A titre individuel, il est favorable à un compromis raisonnable. Mais il est dans un cartel, le CD&V/N-VA. Où il doit y avoir une discussion pour déterminer ce qu'ils veulent. Les partenaires de gouvernement doivent savoir à quoi s'en tenir, y voir clair dans les prochaines semaines.
Est-ce électoralement risqué pour le PS de rester dans un gouvernement comme celui-ci ?
Vous savez, les prévisions… Sous la législature Verhofstadt, nos ministres avaient accompli un travail remarquable, de l'avis de tous, mais il y a eu les « affaires » de Charleroi : 17 minutes de JT à quelques jours du scrutin, etc. Des choses excessives qui ont eu un dur impact dans l'isoloir.
La « gauche » en Europe ne
connaît-elle pas un problème plus profond, culturel ?
Les gauches ne sont pas damnées, mais à la veille d'un retour massif. Nous entrons dans une phase historique où les pouvoirs publics seront appelés à rejouer un rôle important, et où la question sociale dominera. Cela donne tout leur sens aux partis de gauche, socialistes singulièrement.
Nominations politiques : « Quelle honte, ces attaques ! »
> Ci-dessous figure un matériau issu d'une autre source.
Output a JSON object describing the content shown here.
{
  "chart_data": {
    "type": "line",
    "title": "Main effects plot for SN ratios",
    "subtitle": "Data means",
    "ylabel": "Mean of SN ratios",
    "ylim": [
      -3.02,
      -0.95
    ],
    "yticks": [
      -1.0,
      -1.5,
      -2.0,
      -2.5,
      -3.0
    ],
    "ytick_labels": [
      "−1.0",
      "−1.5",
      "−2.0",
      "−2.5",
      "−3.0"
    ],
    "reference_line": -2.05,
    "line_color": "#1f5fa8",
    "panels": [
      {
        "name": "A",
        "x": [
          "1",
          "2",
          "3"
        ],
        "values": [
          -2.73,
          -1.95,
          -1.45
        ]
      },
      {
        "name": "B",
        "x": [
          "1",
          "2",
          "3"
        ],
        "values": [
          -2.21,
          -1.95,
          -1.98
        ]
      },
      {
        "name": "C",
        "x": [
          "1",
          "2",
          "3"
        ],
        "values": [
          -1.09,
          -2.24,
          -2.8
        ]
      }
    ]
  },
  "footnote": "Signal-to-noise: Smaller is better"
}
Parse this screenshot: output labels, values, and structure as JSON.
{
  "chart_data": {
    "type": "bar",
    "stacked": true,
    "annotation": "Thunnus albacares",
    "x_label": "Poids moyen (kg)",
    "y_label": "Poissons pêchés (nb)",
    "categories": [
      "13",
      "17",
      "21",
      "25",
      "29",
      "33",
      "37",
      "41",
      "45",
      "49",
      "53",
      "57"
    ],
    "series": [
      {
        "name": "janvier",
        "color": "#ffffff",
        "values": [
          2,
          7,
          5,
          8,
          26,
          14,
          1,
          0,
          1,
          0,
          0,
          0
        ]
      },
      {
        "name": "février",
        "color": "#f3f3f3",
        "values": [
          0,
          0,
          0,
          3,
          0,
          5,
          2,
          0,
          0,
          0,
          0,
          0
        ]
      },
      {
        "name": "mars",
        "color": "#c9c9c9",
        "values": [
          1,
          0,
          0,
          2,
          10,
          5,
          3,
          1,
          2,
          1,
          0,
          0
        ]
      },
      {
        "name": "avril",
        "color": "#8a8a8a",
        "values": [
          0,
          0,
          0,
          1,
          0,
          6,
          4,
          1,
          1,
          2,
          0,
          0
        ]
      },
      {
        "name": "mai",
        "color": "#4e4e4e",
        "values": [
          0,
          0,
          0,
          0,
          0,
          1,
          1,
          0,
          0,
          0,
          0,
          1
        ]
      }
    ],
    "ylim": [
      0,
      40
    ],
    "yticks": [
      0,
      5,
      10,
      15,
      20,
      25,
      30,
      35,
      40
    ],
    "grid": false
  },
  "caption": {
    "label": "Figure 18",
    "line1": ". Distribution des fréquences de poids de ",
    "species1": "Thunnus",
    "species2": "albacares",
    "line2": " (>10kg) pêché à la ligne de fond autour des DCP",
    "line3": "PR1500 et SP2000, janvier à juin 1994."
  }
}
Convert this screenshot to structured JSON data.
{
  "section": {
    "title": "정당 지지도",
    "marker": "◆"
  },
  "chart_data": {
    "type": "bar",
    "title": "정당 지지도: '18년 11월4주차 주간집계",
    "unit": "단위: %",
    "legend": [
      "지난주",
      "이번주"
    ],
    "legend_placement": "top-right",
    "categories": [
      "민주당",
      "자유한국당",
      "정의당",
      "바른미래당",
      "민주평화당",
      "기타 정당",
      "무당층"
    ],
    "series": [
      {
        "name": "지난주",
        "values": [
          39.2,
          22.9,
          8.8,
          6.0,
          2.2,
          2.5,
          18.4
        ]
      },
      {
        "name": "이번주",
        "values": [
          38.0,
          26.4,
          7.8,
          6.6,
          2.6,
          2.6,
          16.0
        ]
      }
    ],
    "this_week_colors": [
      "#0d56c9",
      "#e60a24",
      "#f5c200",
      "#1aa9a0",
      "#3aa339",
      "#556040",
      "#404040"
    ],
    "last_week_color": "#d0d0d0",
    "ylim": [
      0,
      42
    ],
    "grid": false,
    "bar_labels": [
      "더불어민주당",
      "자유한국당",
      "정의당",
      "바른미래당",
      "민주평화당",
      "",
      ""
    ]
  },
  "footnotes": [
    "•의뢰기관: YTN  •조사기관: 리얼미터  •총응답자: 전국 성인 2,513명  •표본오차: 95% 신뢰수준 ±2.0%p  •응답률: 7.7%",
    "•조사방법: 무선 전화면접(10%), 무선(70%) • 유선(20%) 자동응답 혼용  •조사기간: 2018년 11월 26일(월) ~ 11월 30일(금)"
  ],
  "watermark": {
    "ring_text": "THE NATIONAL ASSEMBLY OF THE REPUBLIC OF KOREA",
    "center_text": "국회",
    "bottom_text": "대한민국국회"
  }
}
Vous êtes, dites-vous, très énervé de voir le PS accusé ici et là d’être parmi tous « le parti des nominations »…
Car ce qui se dit aujourd’hui est un scandale ! A la Région wallonne, sous le précédent gouvernement, il y avait un ministre de la Fonction publique (Charles Michel, NDLR…) qui voulait lui-même faire la composition des jurys Selor… Nous, nous avons laissé le jury Selor agir absolument. Il est composé de professeurs d’université, de fonctionnaires, avec « des » couleurs politiques pour certains de ceux-ci. Des examens se font à l’aveugle au premier stade de la sélection, c’est-à-dire qu’on ne connaît pas le candidat, on ne sait pas qui il est.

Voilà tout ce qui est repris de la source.